A arquitetura do sistema tributário brasileiro, especialmente no que tange à interação com ordenamentos jurídicos estrangeiros, apresenta desafios hermenêuticos significativos para os operadores do Direito. Um dos pontos de maior tensão reside na tributação de lucros auferidos por controladas e coligadas no exterior, regulada internamente pela Lei nº 12.973/2014, em confronto com os Tratados para Evitar a Dupla Tributação (TDTs) firmados pelo Brasil. A discussão central gravita em torno da compatibilidade entre a regra de tributação automática dos lucros em bases universais e as disposições convencionais que, em regra, alocam a competência tributária ao país de residência da fonte produtora da riqueza.

O cenário torna-se ainda mais complexo quando analisamos a figura das filiais e sucursais, que, diferentemente das subsidiárias, não possuem personalidade jurídica distinta da matriz. No entanto, para fins tributários e contábeis, a legislação brasileira frequentemente busca isolar os resultados dessas unidades para submetê-los à incidência do Imposto de Renda da Pessoa Jurídica (IRPJ) e da Contribuição Social sobre o Lucro Líquido (CSLL). O conflito normativo se estabelece quando o Brasil tenta tributar o lucro de uma empresa sediada em um país com o qual mantém acordo bilateral, desconsiderando a cláusula de “lucros das empresas” (geralmente o Artigo 7º das convenções modelo OCDE), que impede a tributação na residência da matriz, salvo se houver estabelecimento permanente.

Para o advogado tributarista, compreender a hierarquia das normas e a aplicação do princípio pacta sunt servanda é essencial. O Artigo 98 do Código Tributário Nacional (CTN) estabelece que os tratados e convenções internacionais revogam ou modificam a legislação tributária interna, e serão observados pela que lhes sobrevenha. Essa supremacia, embora debatida quanto à sua natureza (se supralegal ou apenas de especialidade), é um argumento defensivo robusto contra autuações fiscais que ignoram os compromissos internacionais assumidos pela União.

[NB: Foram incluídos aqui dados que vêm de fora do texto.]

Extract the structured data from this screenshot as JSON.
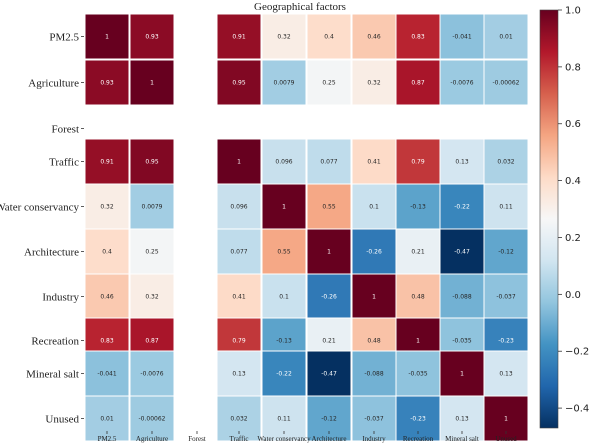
{
  "chart_data": {
    "type": "heatmap",
    "title": "Geographical factors",
    "xlabel": "",
    "ylabel": "",
    "rows": [
      "PM2.5",
      "Agriculture",
      "Forest",
      "Traffic",
      "Water conservancy",
      "Architecture",
      "Industry",
      "Recreation",
      "Mineral salt",
      "Unused"
    ],
    "columns": [
      "PM2.5",
      "Agriculture",
      "Forest",
      "Traffic",
      "Water conservancy",
      "Architecture",
      "Industry",
      "Recreation",
      "Mineral salt",
      "Unused"
    ],
    "values": [
      [
        1,
        0.93,
        null,
        0.91,
        0.32,
        0.4,
        0.46,
        0.83,
        -0.041,
        0.01
      ],
      [
        0.93,
        1,
        null,
        0.95,
        0.0079,
        0.25,
        0.32,
        0.87,
        -0.0076,
        -0.00062
      ],
      [
        null,
        null,
        null,
        null,
        null,
        null,
        null,
        null,
        null,
        null
      ],
      [
        0.91,
        0.95,
        null,
        1,
        0.096,
        0.077,
        0.41,
        0.79,
        0.13,
        0.032
      ],
      [
        0.32,
        0.0079,
        null,
        0.096,
        1,
        0.55,
        0.1,
        -0.13,
        -0.22,
        0.11
      ],
      [
        0.4,
        0.25,
        null,
        0.077,
        0.55,
        1,
        -0.26,
        0.21,
        -0.47,
        -0.12
      ],
      [
        0.46,
        0.32,
        null,
        0.41,
        0.1,
        -0.26,
        1,
        0.48,
        -0.088,
        -0.037
      ],
      [
        0.83,
        0.87,
        null,
        0.79,
        -0.13,
        0.21,
        0.48,
        1,
        -0.035,
        -0.23
      ],
      [
        -0.041,
        -0.0076,
        null,
        0.13,
        -0.22,
        -0.47,
        -0.088,
        -0.035,
        1,
        0.13
      ],
      [
        0.01,
        -0.00062,
        null,
        0.032,
        0.11,
        -0.12,
        -0.037,
        -0.23,
        0.13,
        1
      ]
    ],
    "cell_labels": [
      [
        "1",
        "0.93",
        "",
        "0.91",
        "0.32",
        "0.4",
        "0.46",
        "0.83",
        "-0.041",
        "0.01"
      ],
      [
        "0.93",
        "1",
        "",
        "0.95",
        "0.0079",
        "0.25",
        "0.32",
        "0.87",
        "-0.0076",
        "-0.00062"
      ],
      [
        "",
        "",
        "",
        "",
        "",
        "",
        "",
        "",
        "",
        ""
      ],
      [
        "0.91",
        "0.95",
        "",
        "1",
        "0.096",
        "0.077",
        "0.41",
        "0.79",
        "0.13",
        "0.032"
      ],
      [
        "0.32",
        "0.0079",
        "",
        "0.096",
        "1",
        "0.55",
        "0.1",
        "-0.13",
        "-0.22",
        "0.11"
      ],
      [
        "0.4",
        "0.25",
        "",
        "0.077",
        "0.55",
        "1",
        "-0.26",
        "0.21",
        "-0.47",
        "-0.12"
      ],
      [
        "0.46",
        "0.32",
        "",
        "0.41",
        "0.1",
        "-0.26",
        "1",
        "0.48",
        "-0.088",
        "-0.037"
      ],
      [
        "0.83",
        "0.87",
        "",
        "0.79",
        "-0.13",
        "0.21",
        "0.48",
        "1",
        "-0.035",
        "-0.23"
      ],
      [
        "-0.041",
        "-0.0076",
        "",
        "0.13",
        "-0.22",
        "-0.47",
        "-0.088",
        "-0.035",
        "1",
        "0.13"
      ],
      [
        "0.01",
        "-0.00062",
        "",
        "0.032",
        "0.11",
        "-0.12",
        "-0.037",
        "-0.23",
        "0.13",
        "1"
      ]
    ],
    "colorscale": "RdBu_r",
    "vmin": -0.47,
    "vmax": 1.0,
    "colorbar_ticks": [
      "−0.4",
      "−0.2",
      "0.0",
      "0.2",
      "0.4",
      "0.6",
      "0.8",
      "1.0"
    ],
    "colorbar_tick_values": [
      -0.4,
      -0.2,
      0.0,
      0.2,
      0.4,
      0.6,
      0.8,
      1.0
    ],
    "legend_placement": "right",
    "grid": false
  }
}
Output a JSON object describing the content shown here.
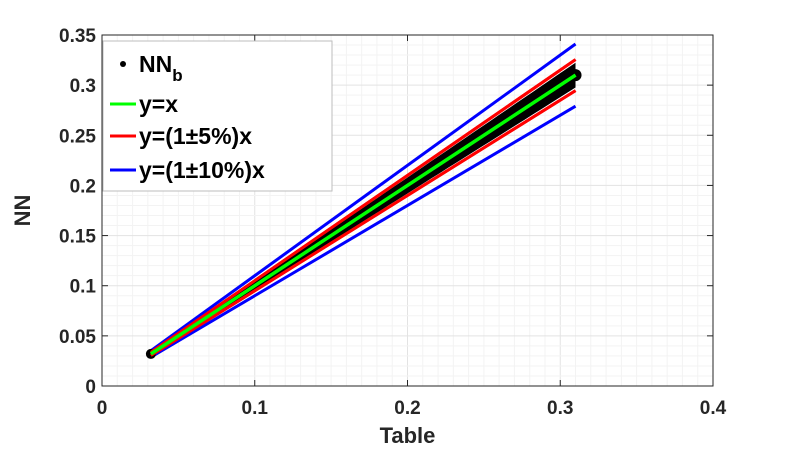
{
  "chart_data": {
    "type": "scatter",
    "xlabel": "Table",
    "ylabel": "NN",
    "xlim": [
      0,
      0.4
    ],
    "ylim": [
      0,
      0.35
    ],
    "x_ticks": [
      "0",
      "0.1",
      "0.2",
      "0.3",
      "0.4"
    ],
    "y_ticks": [
      "0",
      "0.05",
      "0.1",
      "0.15",
      "0.2",
      "0.25",
      "0.3",
      "0.35"
    ],
    "grid": true,
    "legend_position": "top-left",
    "scatter": {
      "name": "NN_b",
      "color": "#000000",
      "x_range": [
        0.032,
        0.31
      ],
      "points": [
        {
          "x": 0.032,
          "y": 0.033
        },
        {
          "x": 0.05,
          "y": 0.05
        },
        {
          "x": 0.1,
          "y": 0.1
        },
        {
          "x": 0.15,
          "y": 0.15
        },
        {
          "x": 0.2,
          "y": 0.2
        },
        {
          "x": 0.25,
          "y": 0.25
        },
        {
          "x": 0.31,
          "y": 0.31
        }
      ],
      "relative_spread": 0.04
    },
    "lines": [
      {
        "name": "y=x",
        "color": "#00ff00",
        "factors": [
          1.0
        ],
        "x": [
          0.032,
          0.31
        ]
      },
      {
        "name": "y=(1±5%)x",
        "color": "#ff0000",
        "factors": [
          1.05,
          0.95
        ],
        "x": [
          0.032,
          0.31
        ]
      },
      {
        "name": "y=(1±10%)x",
        "color": "#0000ff",
        "factors": [
          1.1,
          0.9
        ],
        "x": [
          0.032,
          0.31
        ]
      }
    ],
    "legend": [
      {
        "label_main": "NN",
        "label_sub": "b",
        "marker": "dot",
        "color": "#000000"
      },
      {
        "label_main": "y=x",
        "label_sub": "",
        "marker": "line",
        "color": "#00ff00"
      },
      {
        "label_main": "y=(1±5%)x",
        "label_sub": "",
        "marker": "line",
        "color": "#ff0000"
      },
      {
        "label_main": "y=(1±10%)x",
        "label_sub": "",
        "marker": "line",
        "color": "#0000ff"
      }
    ]
  }
}
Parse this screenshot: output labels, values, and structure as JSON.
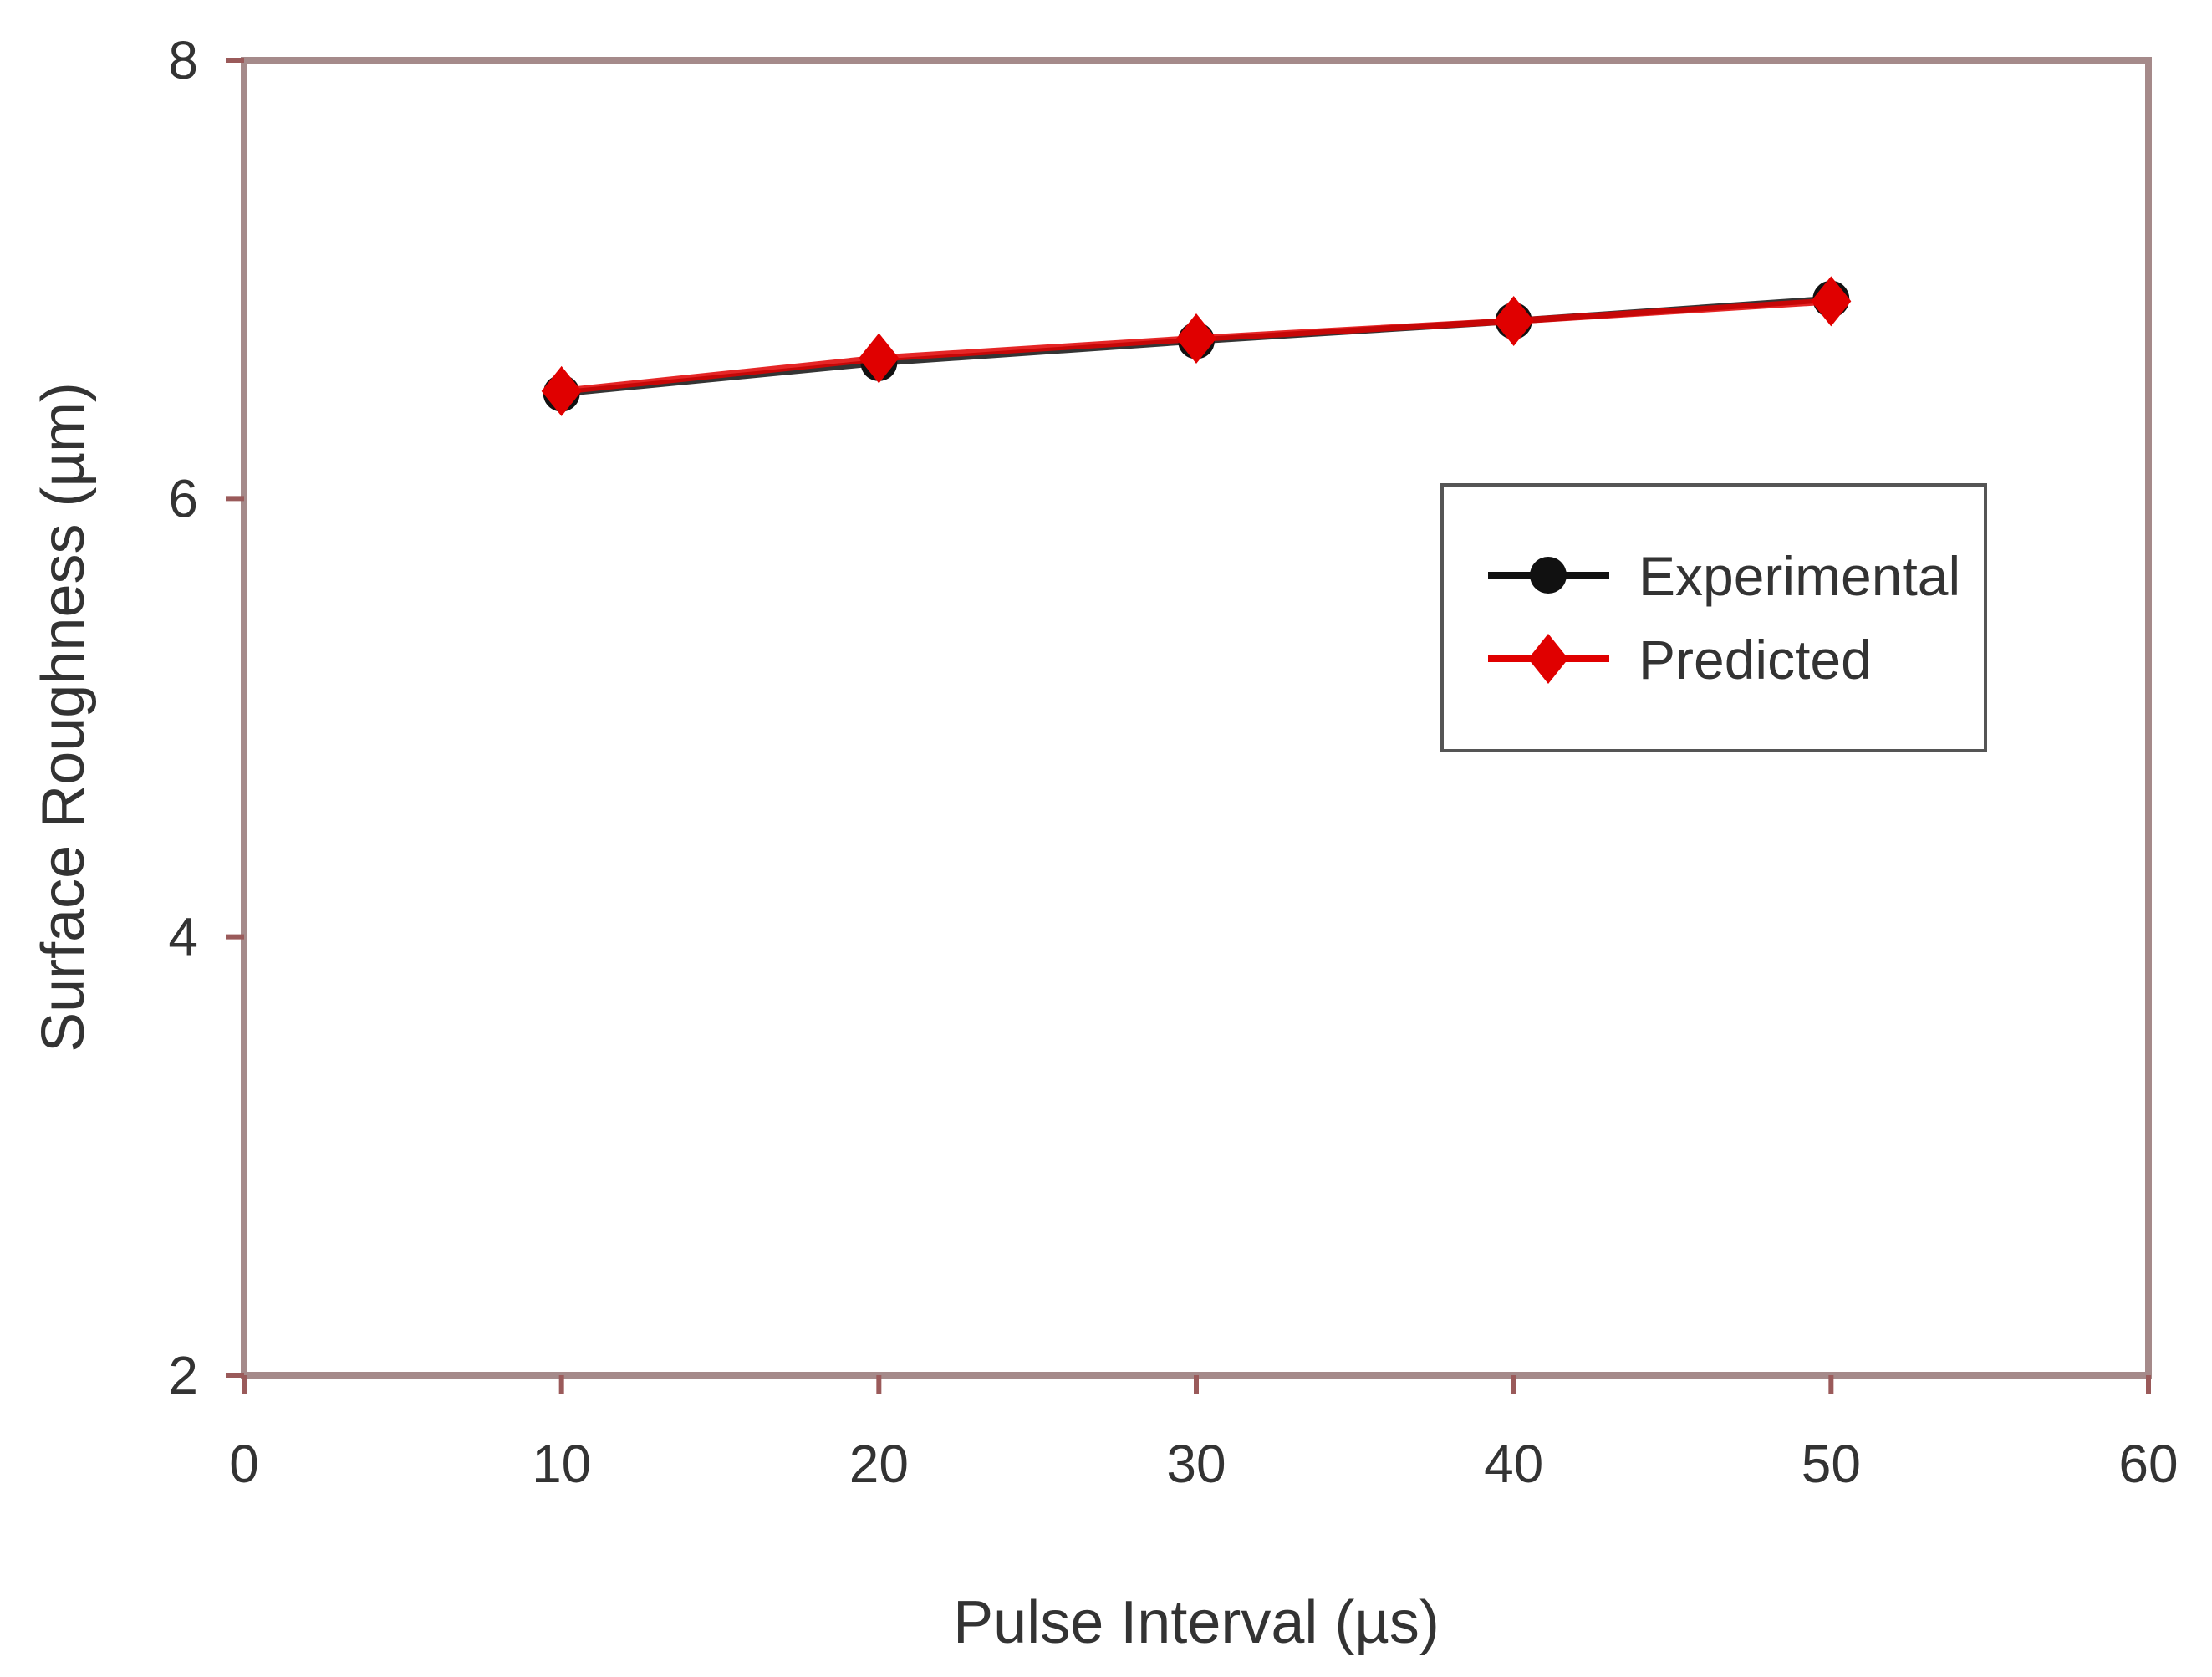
{
  "chart_data": {
    "type": "line",
    "title": "",
    "xlabel": "Pulse Interval (µs)",
    "ylabel": "Surface Roughness (µm)",
    "xlim": [
      0,
      60
    ],
    "ylim": [
      2,
      8
    ],
    "x_ticks": [
      "0",
      "10",
      "20",
      "30",
      "40",
      "50",
      "60"
    ],
    "y_ticks": [
      "2",
      "4",
      "6",
      "8"
    ],
    "grid": false,
    "legend_position": "right",
    "x": [
      10,
      20,
      30,
      40,
      50
    ],
    "series": [
      {
        "name": "Experimental",
        "values": [
          6.48,
          6.62,
          6.72,
          6.81,
          6.91
        ],
        "color": "#111111",
        "marker": "circle"
      },
      {
        "name": "Predicted",
        "values": [
          6.49,
          6.64,
          6.73,
          6.81,
          6.9
        ],
        "color": "#e00000",
        "marker": "diamond"
      }
    ],
    "colors": {
      "axis": "#9a5a5a",
      "frame": "#a58a8a"
    }
  }
}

O Conflito entre a Lei 12.973/2014 e o Modelo OCDE

A Lei nº 12.973/2014 consolidou o regime de tributação em bases universais (TBU) no Brasil. Segundo este diploma legal, os lucros auferidos no exterior por controladas e coligadas são considerados disponibilizados para a investidora brasileira na data do balanço no exterior, independentemente de distribuição efetiva de dividendos. Essa ficção jurídica de disponibilidade visa combater o diferimento fiscal e a evasão de divisas, garantindo que a riqueza gerada globalmente por empresas brasileiras seja tributada no país.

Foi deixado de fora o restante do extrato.